Our homes offer another health opportunity. Busy Britons are looking for ways to get healthy without leaving the house. Sales of home testing kits for everything from cholesterol to STIs are up. High-end home fitness product sales too are climbing. Peloton’s had such success with its indoor cycles, it launched a treadmill last year retailing at $4,000. Or how about a $1,500 interactive mirror that streams live fitness classes and personalises advice to your needs? The market’s growing for cheaper alternatives too. Pinterest searches for resistance band workouts were up 2000% last year.
Health To Go
We can’t stay home forever though. Spend on business travel is increasing, despite the rise of video conferencing. Travellers and employers alike are seeking ways to ensure healthy performance on arrival. Virtual assistants like 30 Seconds to Fly’s Claire, and expense-logging apps, can make jet setting jollier. Big data is helping hotel chains deliver hyper-personalised services: a hotel bed in Tokyo pre-adjusted to the angles you preferred in Chicago, to biometric bathroom tiles that report on guests’ health. Alternatives to the hotel bar are growing too: from wellness-focused co-working spaces like New York’s The Assemblage to WeWork’s new business gym Rise.

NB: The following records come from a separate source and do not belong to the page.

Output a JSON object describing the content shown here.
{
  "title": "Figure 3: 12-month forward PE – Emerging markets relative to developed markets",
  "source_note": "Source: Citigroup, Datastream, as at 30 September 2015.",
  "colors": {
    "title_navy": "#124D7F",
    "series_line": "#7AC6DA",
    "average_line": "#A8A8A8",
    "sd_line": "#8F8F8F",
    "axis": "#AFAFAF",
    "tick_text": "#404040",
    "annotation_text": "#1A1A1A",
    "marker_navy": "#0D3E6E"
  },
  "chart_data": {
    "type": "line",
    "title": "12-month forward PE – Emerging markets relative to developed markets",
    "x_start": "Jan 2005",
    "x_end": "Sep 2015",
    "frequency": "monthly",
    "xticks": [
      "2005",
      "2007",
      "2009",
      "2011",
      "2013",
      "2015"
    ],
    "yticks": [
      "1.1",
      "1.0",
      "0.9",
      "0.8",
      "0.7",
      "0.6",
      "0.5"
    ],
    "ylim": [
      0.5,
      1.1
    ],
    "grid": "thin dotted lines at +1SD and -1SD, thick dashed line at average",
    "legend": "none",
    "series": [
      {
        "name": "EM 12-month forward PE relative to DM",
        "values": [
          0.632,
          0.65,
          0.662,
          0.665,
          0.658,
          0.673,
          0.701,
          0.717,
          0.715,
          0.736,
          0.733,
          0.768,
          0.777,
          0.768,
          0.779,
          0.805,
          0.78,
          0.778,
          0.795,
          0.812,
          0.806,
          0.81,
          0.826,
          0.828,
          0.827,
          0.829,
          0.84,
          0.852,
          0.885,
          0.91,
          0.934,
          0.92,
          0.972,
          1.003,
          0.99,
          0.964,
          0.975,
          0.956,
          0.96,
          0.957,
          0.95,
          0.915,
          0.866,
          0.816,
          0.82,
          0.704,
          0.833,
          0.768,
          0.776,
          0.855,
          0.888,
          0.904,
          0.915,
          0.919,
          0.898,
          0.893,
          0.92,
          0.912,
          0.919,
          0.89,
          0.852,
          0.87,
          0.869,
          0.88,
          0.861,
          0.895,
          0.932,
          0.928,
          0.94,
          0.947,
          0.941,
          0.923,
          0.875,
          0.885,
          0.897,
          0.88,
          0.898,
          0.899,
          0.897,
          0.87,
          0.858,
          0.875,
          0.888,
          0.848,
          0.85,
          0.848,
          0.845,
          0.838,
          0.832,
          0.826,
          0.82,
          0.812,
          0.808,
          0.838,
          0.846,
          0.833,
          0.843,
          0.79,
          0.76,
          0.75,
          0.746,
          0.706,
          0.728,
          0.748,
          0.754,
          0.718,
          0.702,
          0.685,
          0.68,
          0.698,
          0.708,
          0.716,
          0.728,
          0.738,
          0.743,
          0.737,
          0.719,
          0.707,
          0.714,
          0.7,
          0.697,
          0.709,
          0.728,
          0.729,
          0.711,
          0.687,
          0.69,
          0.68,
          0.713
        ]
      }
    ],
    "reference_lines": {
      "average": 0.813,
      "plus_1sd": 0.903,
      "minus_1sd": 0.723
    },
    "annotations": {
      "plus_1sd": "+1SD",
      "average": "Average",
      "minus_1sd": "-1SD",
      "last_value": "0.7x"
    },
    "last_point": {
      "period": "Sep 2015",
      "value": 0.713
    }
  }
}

Disillusioned with fad regimes, more consumers are looking back to a ‘wiser’ age more ‘in tune’ with nature and physicality. There’s been a 269% increase in food products using the word “ancient” in the last five years. Ancient grains are gaining ground as a solution to gluten intolerance. Searches for crystal healing are up 40% in the last four years. And brands like Aveda and Elemis are offering gemstone-infused skincare products.
Recent fitness has focused on speed and intensity, and anti-stress workouts like GymBox’s Anger Management will help keep it popular. But we’re seeing a reaction. Less High Intensity Interval Training (HIIT), more Low Intensity Steady State (LISS). Not a brief push to breaking point but a long period of low level exertion. This mellower style mirrors an interest in evening over morning workouts: potentially more effective and, cross-trend alert, they help you sleep better. Asics’ new running track in London takes a similarly mindful approach. Spotlights on each runner but otherwise pitch black, with no technology, music, scenery or finish line.
Superfoods like blueberries and other antioxidants are so last year. Tomorrow’s about hero brain-foods. Step forward the Avengers of food: the adaptogens. Some improve sleep (Ashwagandha) while others fight stress (astragalus) or combat aging (maca). Among them is marijuana-based CBD oil. Newly legal in the UK, it should hit the mainstream this year. It’ll power functional beverages designed, perhaps counter-intuitively, to improve focus.
Community and competition are growing health drivers. Fitness First has seen attendance up 40-50% on Friday nights. Right Path Fitness just launched a Date-ercise class. Community runs have seen record growth. Many are comparing times on Social: with local friends, or globally via tracker-based competitions like Reebok’s Crossfit Games. With smarter health trackers, how long before we compare BMI or blood pressure? Peer to peer health advice too is growing, with medical students allegedly the next big health influencers. Is fitness the new communal leisure? It could be. According to Mintel, just 12% of Britons visited a nightclub or bar in the last month, but 21% visited a gym.